Oil rallied to its highest in more than two years on Thursday on reports that major oil consumers may use more of the commodity next year. Oil rose despite a strong dollar on the day, which analysts largely attributed to the latest demand-supply equations of the commodity.
Data from China, world's second largest oil consumer, showed that its daily consumption jumped to a record 8.92 million barrels, while Organization of Petroleum Exporting Countries (OPEC) lifted its demand forecast for 2011, mostly on the back of expectations of increased consumption in the OECD countries.
A report from the US showed Wednesday that its crude inventories unexpectedly fell last week, also fuelling the price rally.

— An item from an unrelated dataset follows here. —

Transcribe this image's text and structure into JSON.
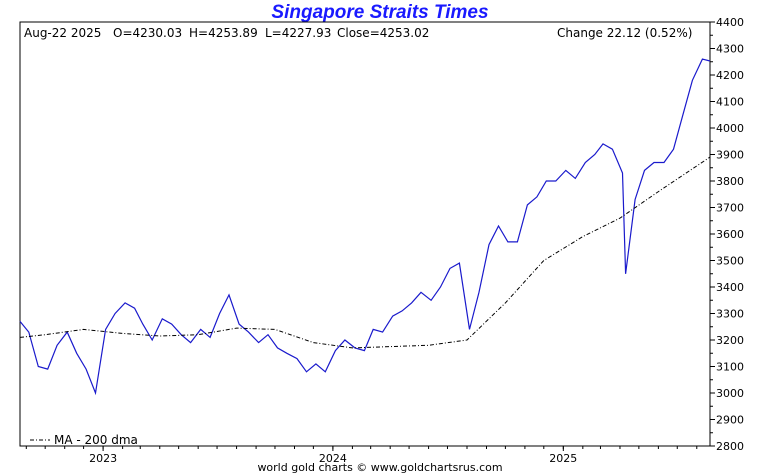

OPEC raised its 2011 estimate of global oil demand growth by 120,000 barrels per day (bpd) to 1.17 million bpd, forcing market participants to bet on possibilities of the commodity hitting $90 a barrel in the near-term. It rose above $88 on Thursday, its highest in 25 months.
EIA (Energy Information Administration) said on Wednesday that the US inventories fell by 3.3 million barrels when the market was expecting a rise of 1.4 million barrels.
Another data from the US showed jobless benefit claims fell to its lowest in four months last week and that the international trade gap narrowed in September, signaling improvement in world's largest economy.